The company, which had served 400 independent groceries across the Chicago area, is asking a judge in Illinois to dismiss the Chapter 7 case so it can go bankrupt on its own terms. Central Grocers is looking to close its 930,000-square-foot warehouse in Joliet and lay off 550 workers there, shutter 17 Ultra Fresh Foods and Strack & Van Til stores and sell off the remaining 19 Strack & Van Til stores.
Central Grocers wants to sell off the remaining Strack & Van Til stores to a buyer of its choosing in a bankruptcy court-supervised auction.
"We had hoped that we would have a signed stalking horse agreement before the cases were commenced," Karotkin said, according to the transcript. "As a result of the involuntary filing, we are here a little earlier than we anticipated. That agreement is in the process of being finalized in the near term."

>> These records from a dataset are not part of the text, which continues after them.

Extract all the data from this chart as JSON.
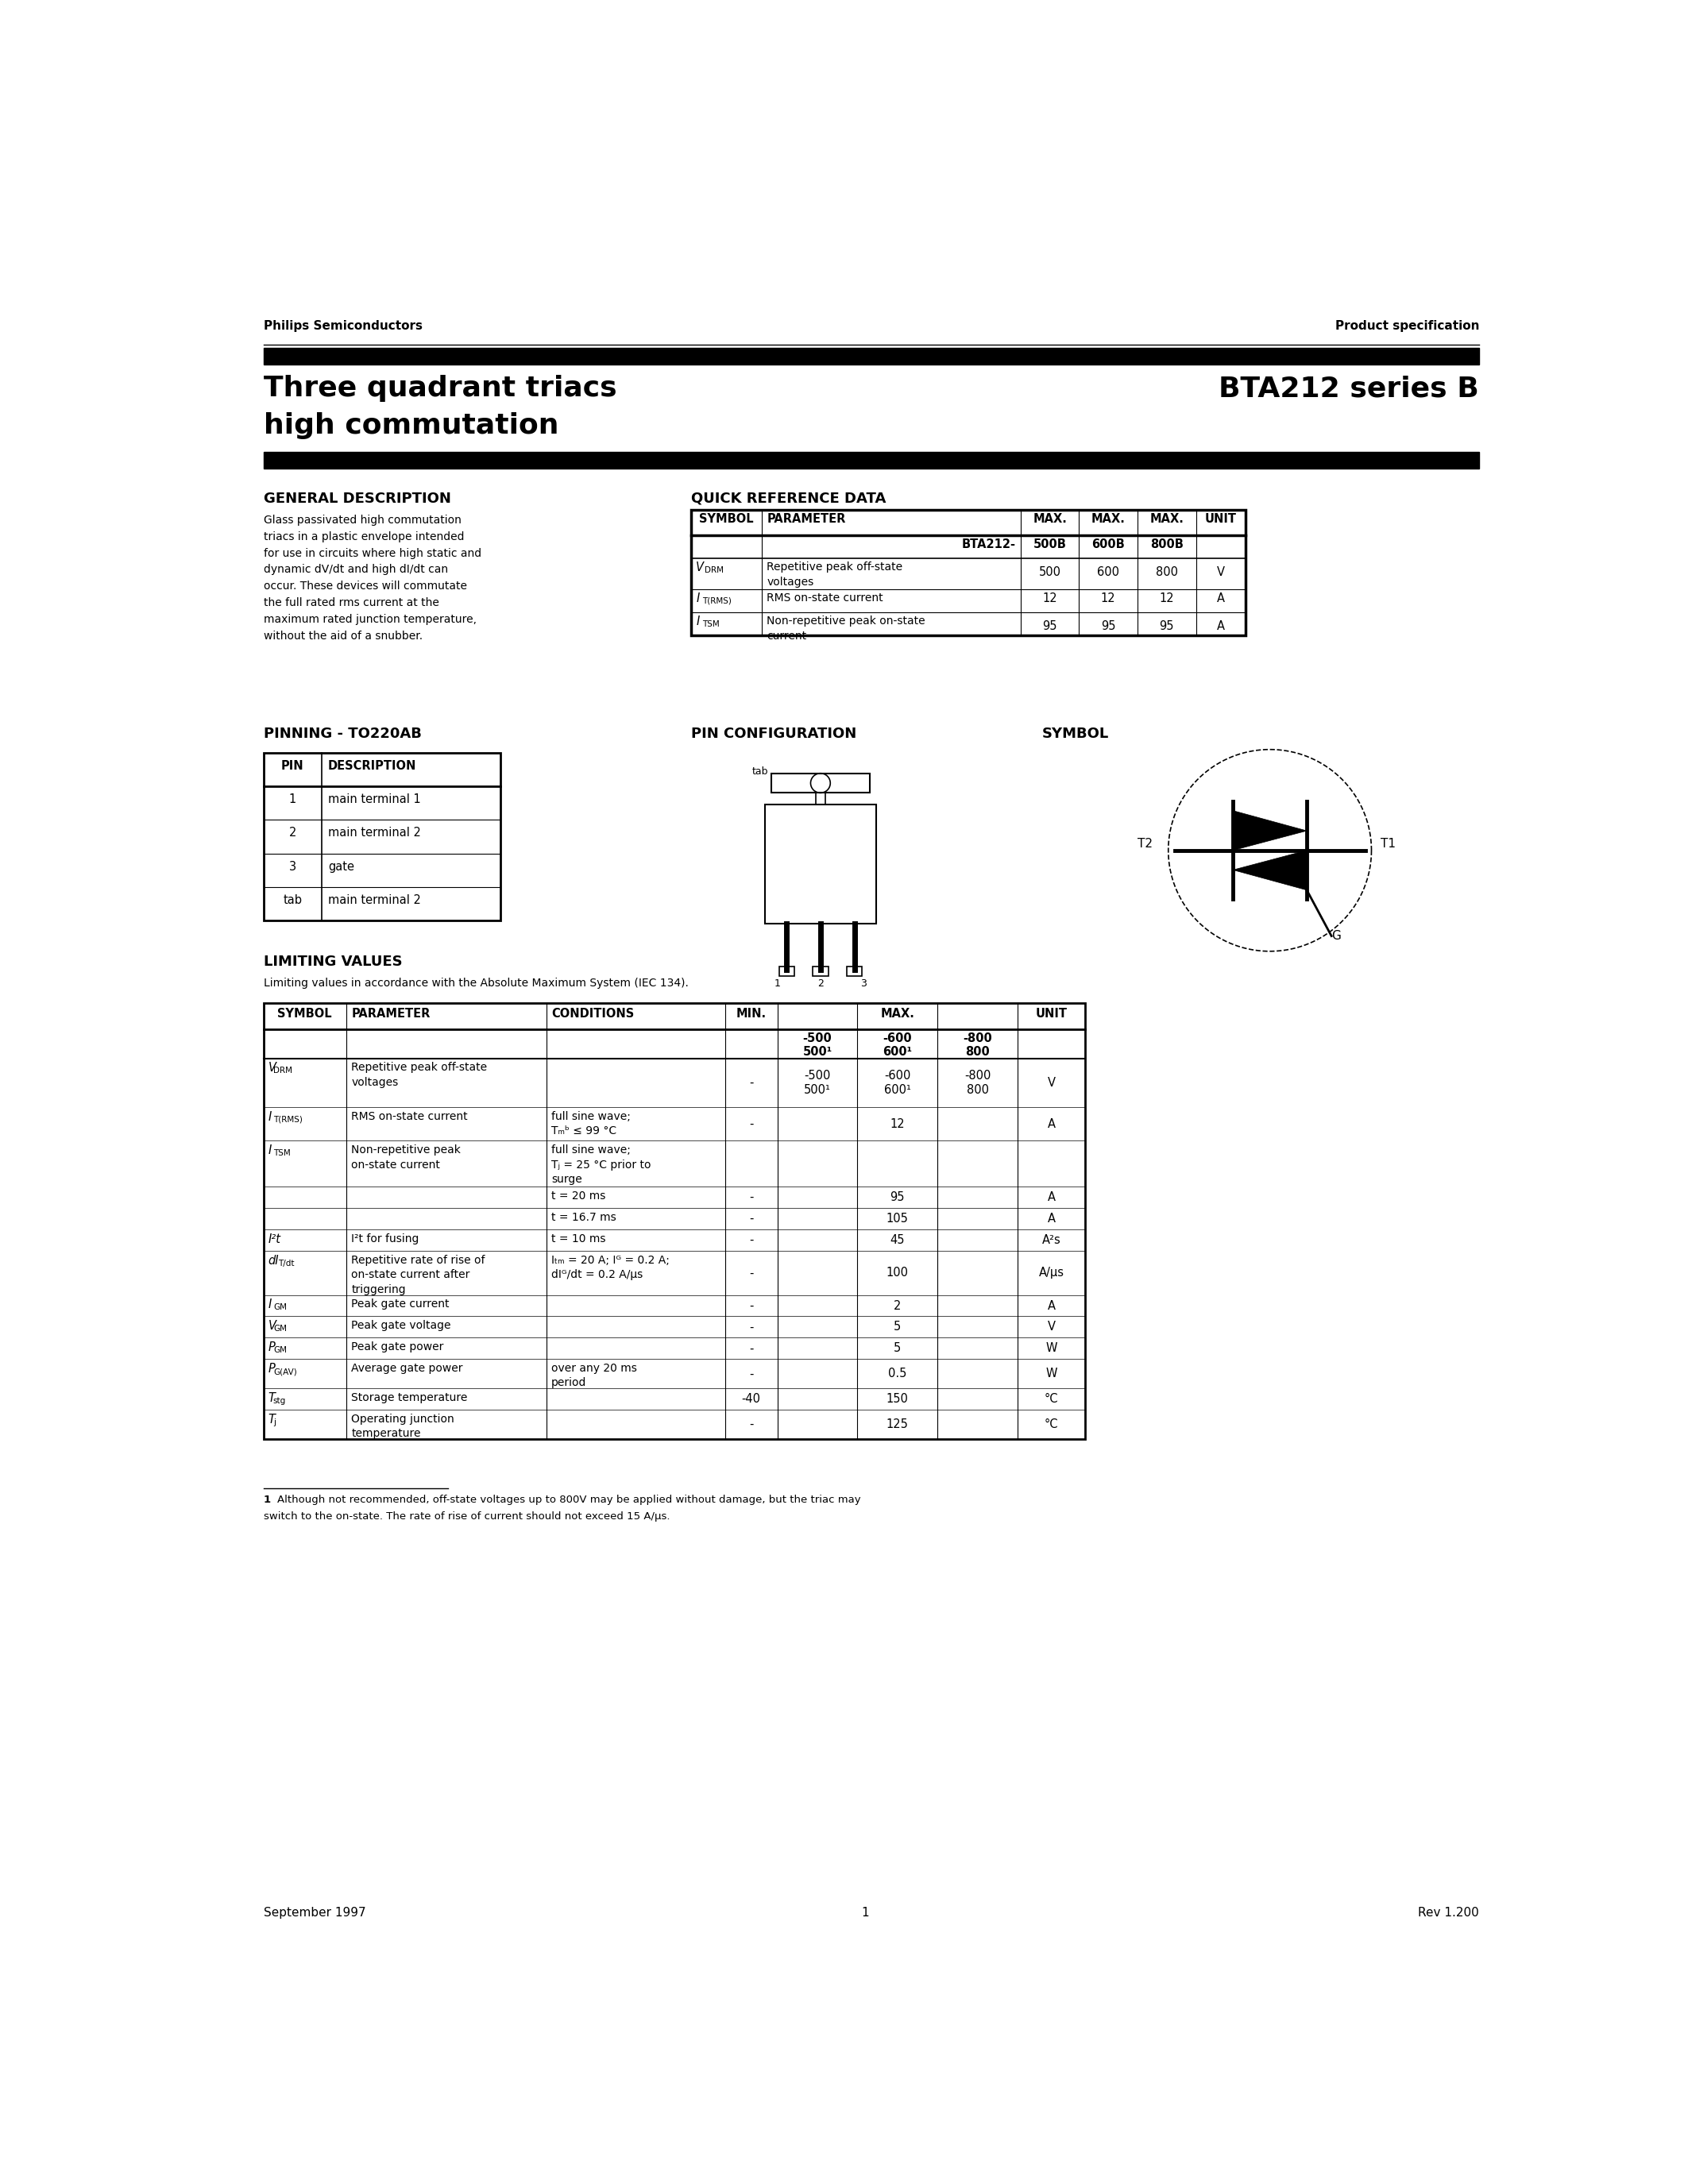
{
  "page_width": 21.25,
  "page_height": 27.5,
  "bg_color": "#ffffff",
  "header_left": "Philips Semiconductors",
  "header_right": "Product specification",
  "title_left_line1": "Three quadrant triacs",
  "title_left_line2": "high commutation",
  "title_right": "BTA212 series B",
  "section1_title": "GENERAL DESCRIPTION",
  "section2_title": "QUICK REFERENCE DATA",
  "general_desc_lines": [
    "Glass passivated high commutation",
    "triacs in a plastic envelope intended",
    "for use in circuits where high static and",
    "dynamic dV/dt and high dI/dt can",
    "occur. These devices will commutate",
    "the full rated rms current at the",
    "maximum rated junction temperature,",
    "without the aid of a snubber."
  ],
  "pinning_title": "PINNING - TO220AB",
  "pin_config_title": "PIN CONFIGURATION",
  "symbol_title": "SYMBOL",
  "pin_table": [
    [
      "PIN",
      "DESCRIPTION"
    ],
    [
      "1",
      "main terminal 1"
    ],
    [
      "2",
      "main terminal 2"
    ],
    [
      "3",
      "gate"
    ],
    [
      "tab",
      "main terminal 2"
    ]
  ],
  "limiting_title": "LIMITING VALUES",
  "limiting_subtitle": "Limiting values in accordance with the Absolute Maximum System (IEC 134).",
  "footnote_num": "1",
  "footnote_text": "  Although not recommended, off-state voltages up to 800V may be applied without damage, but the triac may\nswitch to the on-state. The rate of rise of current should not exceed 15 A/μs.",
  "footer_left": "September 1997",
  "footer_center": "1",
  "footer_right": "Rev 1.200"
}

Strack & Van Til, founded in 1959, once had as many as 38 stores across Northwest Indiana and the Chicago suburbs, and has long been considered the Region's hometown grocer after outlasting smaller rivals like WiseWay, PayLow and Burger's.
The Highland-based chain currently employs around 4,000 and has been one of Northwest Indiana's largest employers. It was acquired in the late 1990s by Central Grocers, which already has begun layoffs at the warehouse in Joliet that will close after it couldn't line up a buyer.
The cooperative's bankruptcy filing estimates it has $100 million to $500 million in assets, but owes $225 million to 10,000 to 25,000 creditors. The list of creditors runs nearly 500 pages long and includes many local municipalities, including Highland, Griffith, Lowell, New Chicago, Schererville, St. John and Winfield, as well as many local businesses.
Low prices, added competition and changing tastes ultimately did in Central Grocers after a century, Karotkin said.
"Challenges, Your Honor, include the highly competitive nature of the food industry and the shifting nature of consumer preferences and the growing presence of online retailers; additionally, the explosive growth in consumer demand for gourmet shopping experiences with offerings of organic and natural foods and the debtors' inability to devote substantial resources to that market contributed to the problems," he said.
"In addition, the phenomenon of increasingly low profit margins in the grocery industry and historically low prices in more recent years also contributed to why we are here today," Karotkin said. "The debtors also suffered from financial constraints, limiting their ability to make capital improvements and technological advances to customize and improve the customer experience."